A Lesson for London from Milwaukee
Posted by Richard Conniff on October 2, 2011
London’s Mayor Boris Johnson says his city is lapsing back to the Great Stink of 1858. The city’s sewerage system, built for a city of 2.5 million people, cannot handle the present population of 8 million, and every time the skies add in just two millimeters–less than a tenth of an inch–of rain, the”Bazalgette Interceptors” break open and raw sewage pours into the river. Johnson writes:
In one of the crimes for which we are truly all guilty, society is now discharging an awful 50 million tons of raw sewage into the river in London alone, and unless we are bold in our plans, that figure will rise to 70 million tons in 10 years…
When Bazalgette designed his interceptors, in response to the Great Stink of 1858, he assumed that they would only kick into action in emergencies – truly torrential downpours of a kind that happen once or twice a year.
Now it happens 50 times a year, basically once a week.

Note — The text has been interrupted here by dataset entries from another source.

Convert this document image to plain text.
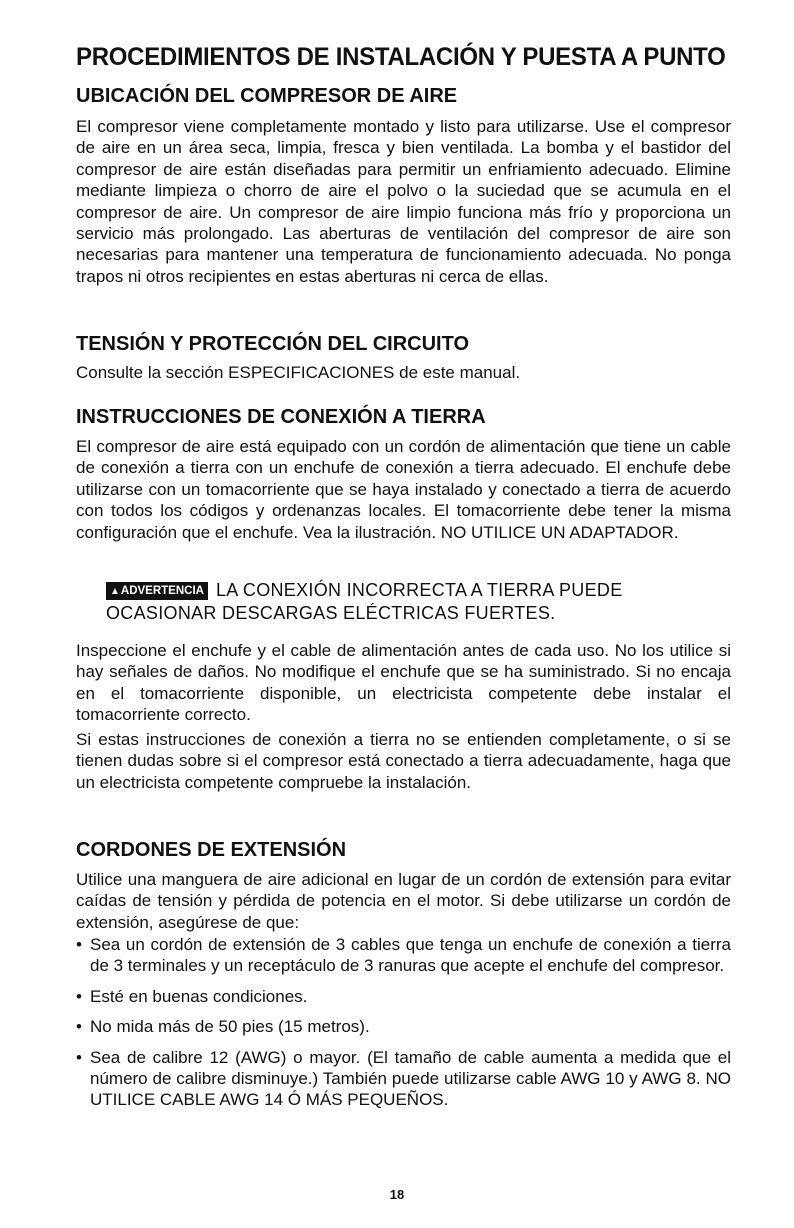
PROCEDIMIENTOS DE INSTALACIÓN Y PUESTA A PUNTO
UBICACIÓN DEL COMPRESOR DE AIRE
El compresor viene completamente montado y listo para utilizarse. Use el compresor de aire en un área seca, limpia, fresca y bien ventilada. La bomba y el bastidor del compresor de aire están diseñadas para permitir un enfriamiento adecuado. Elimine mediante limpieza o chorro de aire el polvo o la suciedad que se acumula en el compresor de aire. Un compresor de aire limpio funciona más frío y proporciona un servicio más prolongado. Las aberturas de ventilación del compresor de aire son necesarias para mantener una temperatura de funcionamiento adecuada. No ponga trapos ni otros recipientes en estas aberturas ni cerca de ellas.
TENSIÓN Y PROTECCIÓN DEL CIRCUITO
Consulte la sección ESPECIFICACIONES de este manual.
INSTRUCCIONES DE CONEXIÓN A TIERRA
El compresor de aire está equipado con un cordón de alimentación que tiene un cable de conexión a tierra con un enchufe de conexión a tierra adecuado. El enchufe debe utilizarse con un tomacorriente que se haya instalado y conectado a tierra de acuerdo con todos los códigos y ordenanzas locales. El tomacorriente debe tener la misma configuración que el enchufe. Vea la ilustración. NO UTILICE UN ADAPTADOR.
▲ADVERTENCIA LA CONEXIÓN INCORRECTA A TIERRA PUEDE OCASIONAR DESCARGAS ELÉCTRICAS FUERTES.
Inspeccione el enchufe y el cable de alimentación antes de cada uso. No los utilice si hay señales de daños. No modifique el enchufe que se ha suministrado. Si no encaja en el tomacorriente disponible, un electricista competente debe instalar el tomacorriente correcto.
Si estas instrucciones de conexión a tierra no se entienden completamente, o si se tienen dudas sobre si el compresor está conectado a tierra adecuadamente, haga que un electricista competente compruebe la instalación.
CORDONES DE EXTENSIÓN
Utilice una manguera de aire adicional en lugar de un cordón de extensión para evitar caídas de tensión y pérdida de potencia en el motor. Si debe utilizarse un cordón de extensión, asegúrese de que:
• Sea un cordón de extensión de 3 cables que tenga un enchufe de conexión a tierra de 3 terminales y un receptáculo de 3 ranuras que acepte el enchufe del compresor.
• Esté en buenas condiciones.
• No mida más de 50 pies (15 metros).
• Sea de calibre 12 (AWG) o mayor. (El tamaño de cable aumenta a medida que el número de calibre disminuye.) También puede utilizarse cable AWG 10 y AWG 8. NO UTILICE CABLE AWG 14 Ó MÁS PEQUEÑOS.
18
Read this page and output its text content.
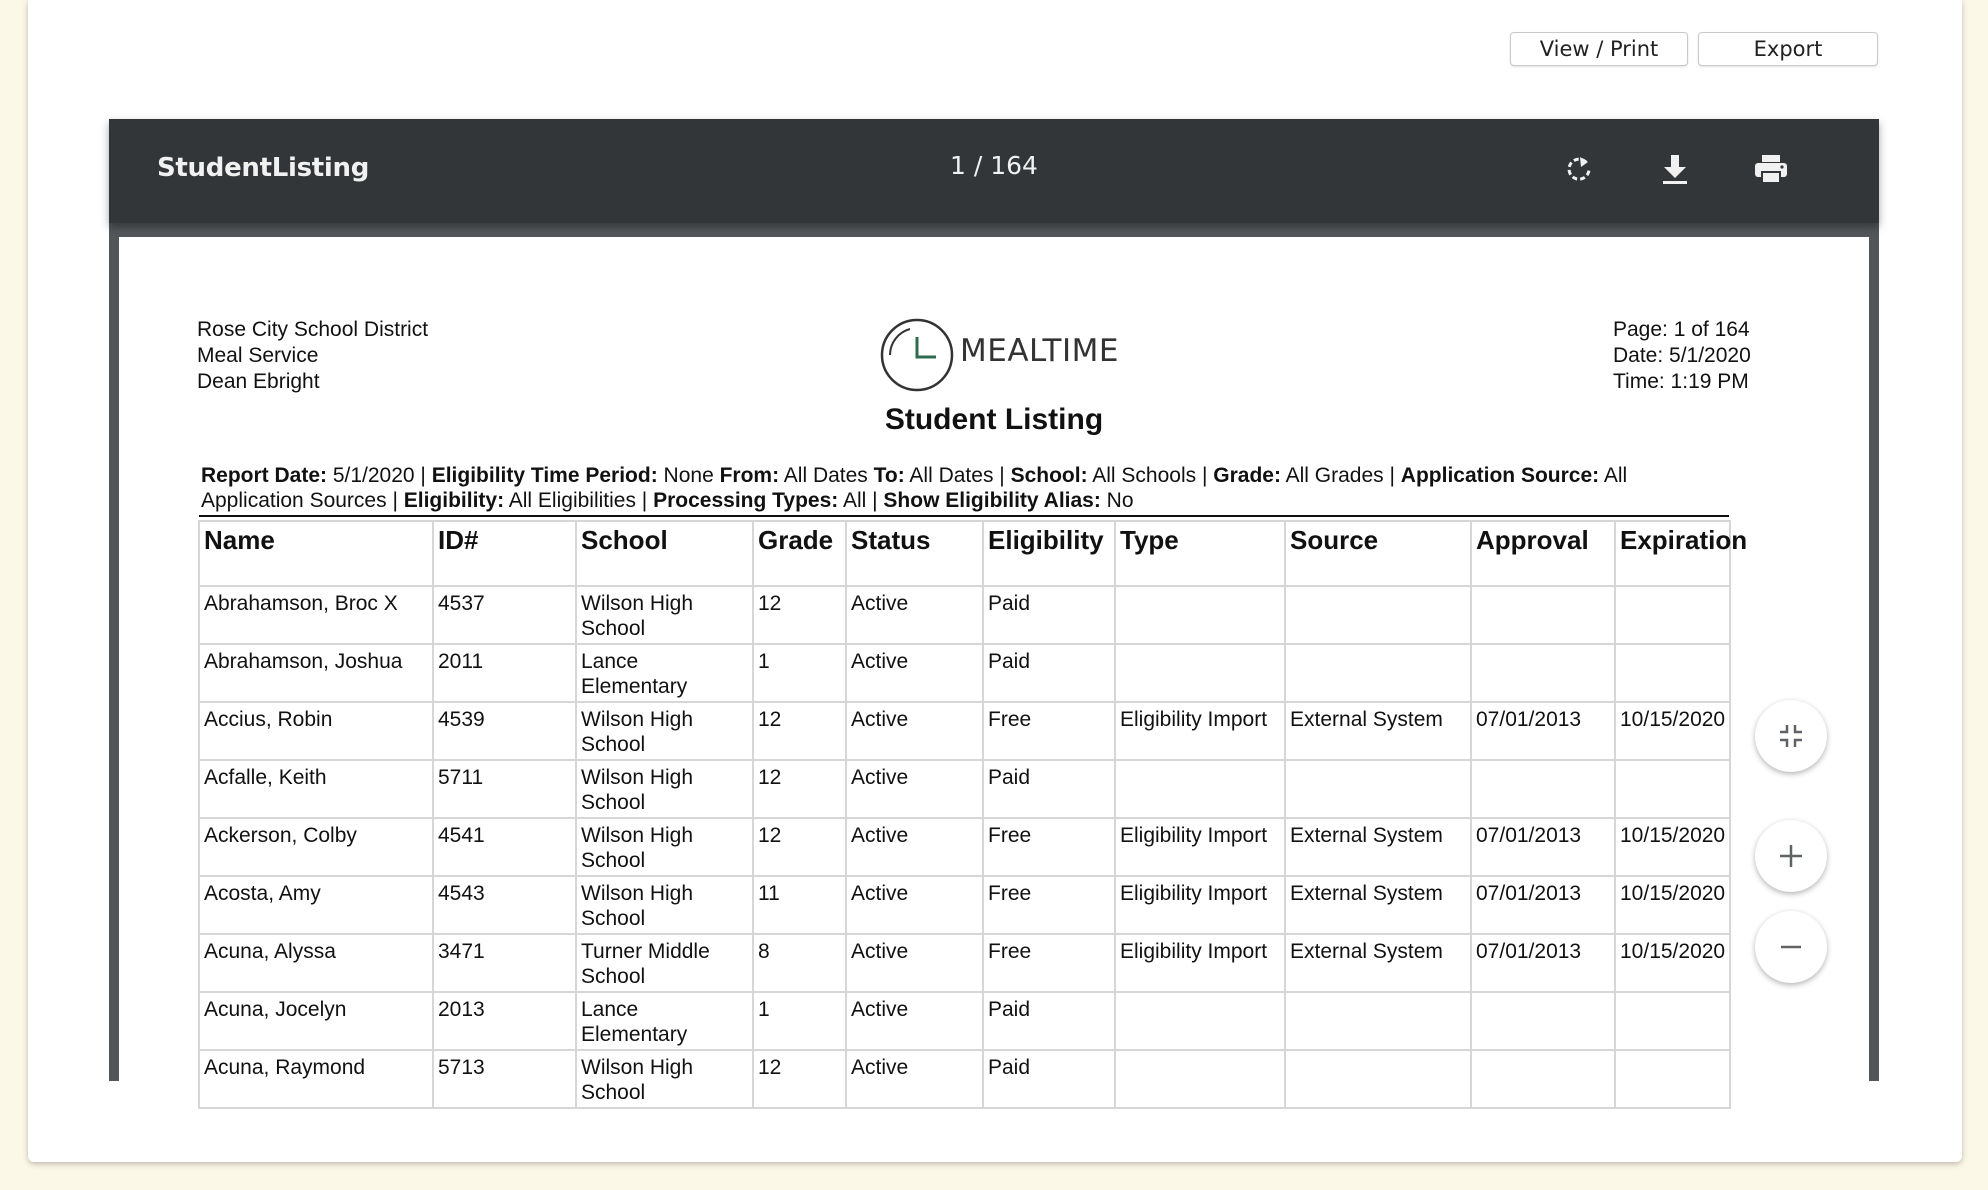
View / Print	Export
StudentListing	1 / 164
Rose City School District
Meal Service
Dean Ebright
MEALTIME
Page: 1 of 164
Date: 5/1/2020
Time: 1:19 PM
Student Listing
Report Date: 5/1/2020 | Eligibility Time Period: None From: All Dates To: All Dates | School: All Schools | Grade: All Grades | Application Source: All Application Sources | Eligibility: All Eligibilities | Processing Types: All | Show Eligibility Alias: No
Name	ID#	School	Grade	Status	Eligibility	Type	Source	Approval	Expiration
Abrahamson, Broc X	4537	Wilson High School	12	Active	Paid				
Abrahamson, Joshua	2011	Lance Elementary	1	Active	Paid				
Accius, Robin	4539	Wilson High School	12	Active	Free	Eligibility Import	External System	07/01/2013	10/15/2020
Acfalle, Keith	5711	Wilson High School	12	Active	Paid				
Ackerson, Colby	4541	Wilson High School	12	Active	Free	Eligibility Import	External System	07/01/2013	10/15/2020
Acosta, Amy	4543	Wilson High School	11	Active	Free	Eligibility Import	External System	07/01/2013	10/15/2020
Acuna, Alyssa	3471	Turner Middle School	8	Active	Free	Eligibility Import	External System	07/01/2013	10/15/2020
Acuna, Jocelyn	2013	Lance Elementary	1	Active	Paid				
Acuna, Raymond	5713	Wilson High School	12	Active	Paid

Johnson says the answer is massive infrastructure improvements, conceived and built with “neo-Victorian boldness”:
That is why it is time to recognise that we can no longer rely on Victorian capital, and why Thames Water is right to be consulting on its proposed super-sewer, known as the Thames Tideway Tunnel.
Of course, it must construct this cloaca maxima in a way that minimises hassle for local people and avoids damage to riparian beauty spots. But the basic idea is excellent, and essential. At a depth of 75 metres – below the Tube and other excavations – and with a bore the width of three buses, this huge tunnel will run winding beneath the course of the Thames from Richmond to a series of vastly improved and upgraded East End sewage works … It is a breathtakingly ambitious project, on a scale that would have attracted the approval of Brunel and Bazalgette themselves.
But here’s the lesson London needs to learn from Milwaukee: What Johnson, an Oxford man, calls the “cloaca maxima” approach doesn’t work, no matter how big you build it. It may be necessary, but it’s not enough. Instead of neo-Victorian thinking, what’s needed is a little post-industrial creativity, to keep the rainwater from getting into the sewerage system in the first place. Here’s what I wrote about it, sometime last year:
Planting trees might seem at first like an improbable tool for dealing with combined sewer overflows (CSOs)—a common problem in older cities where domestic wastes and stormwater run through the same pipes. Many cities now face federal deadlines—and huge construction costs—to stop such systems from spilling raw sewage into basements and waterways during rainstorms. The conventional engineered, or “gray,” remedy is to build massive deep tunnels capable of retaining overflow, to be released gradually through municipal water treatment plants after the rain stops falling. But cities are now also pushing to prevent the water from getting into the system in the first place by using trees, green roofs and permeable pavements to sponge it up where rain falls.
In one typical case, the Milwaukee Metropolitan Sewerage District has spent $4 billion over the past two decades on gray remedies, adding 494 million gallons of deep-tunnel storage. But when a major rainstorm hit late on a Saturday afternoon in June 2008, the runoff was on track to fill the entire system in just 56 minutes.District managers had to divert combined wastes into area waterways and reserve the deep tunnels to retain separated household wastes, which also overflowed as the storm continued over the next three days. To prevent that kind of mess in the future, the district is now spending $300 million to preserve open space along local waterways. It also recently paid market prices to remove 75 homes in a downtown neighborhood, adding the land to a city park that doubles as a flood retention pond.
Likewise in Philadelphia, a 2009 study compared gray CSO prevention measures (adding more deep tunnels) with a green infrastructure approach that aimed to halve the runoff from existing impervious surfaces at roughly the same cost. Stratus Consulting, based in Boulder, Colo., estimated that the gray approach would produce $122 million in benefits over 40 years after subtracting construction costs. For the green alternative, the net benefits added up to $2.8 billion—more than 20 times as much—including improved property values, increased recreational opportunities and avoided heat-stress deaths.
Those kinds of numbers have attracted widespread interest. For instance, an innovative proposal from the Center for Neighborhood Technology in Chicago would fund tree planting and other green infrastructure programs with municipal bonds based on the projected increase in real estate values and tax revenues such programs produce. But there has been only cautious interest so far because it’s unclear whether enforcement officials at the Environmental Protection Agency will accept green infrastructure as a tool for CSO prevention. Even so, Philadelphia recently launched the largest green infrastructure program in the country to transform the city over the next 20 years at a cost of $1.6 billion. The city is also adjusting its water and sewer fee structure so that commercial users pay, in part, based on a property’s impervious surface area—a measure of stormwater runoff. Howard Neukrug, director of the city’s Office of Watersheds, described the program as an attempt to “break down some of the barriers against nature and deal with rainwater where it lands.” Despite reservations about the cost, The Philadelphia Inquirer summed up neighborhood response this way: “What’s not to like about cleaner air, cooler houses and prettier streets?”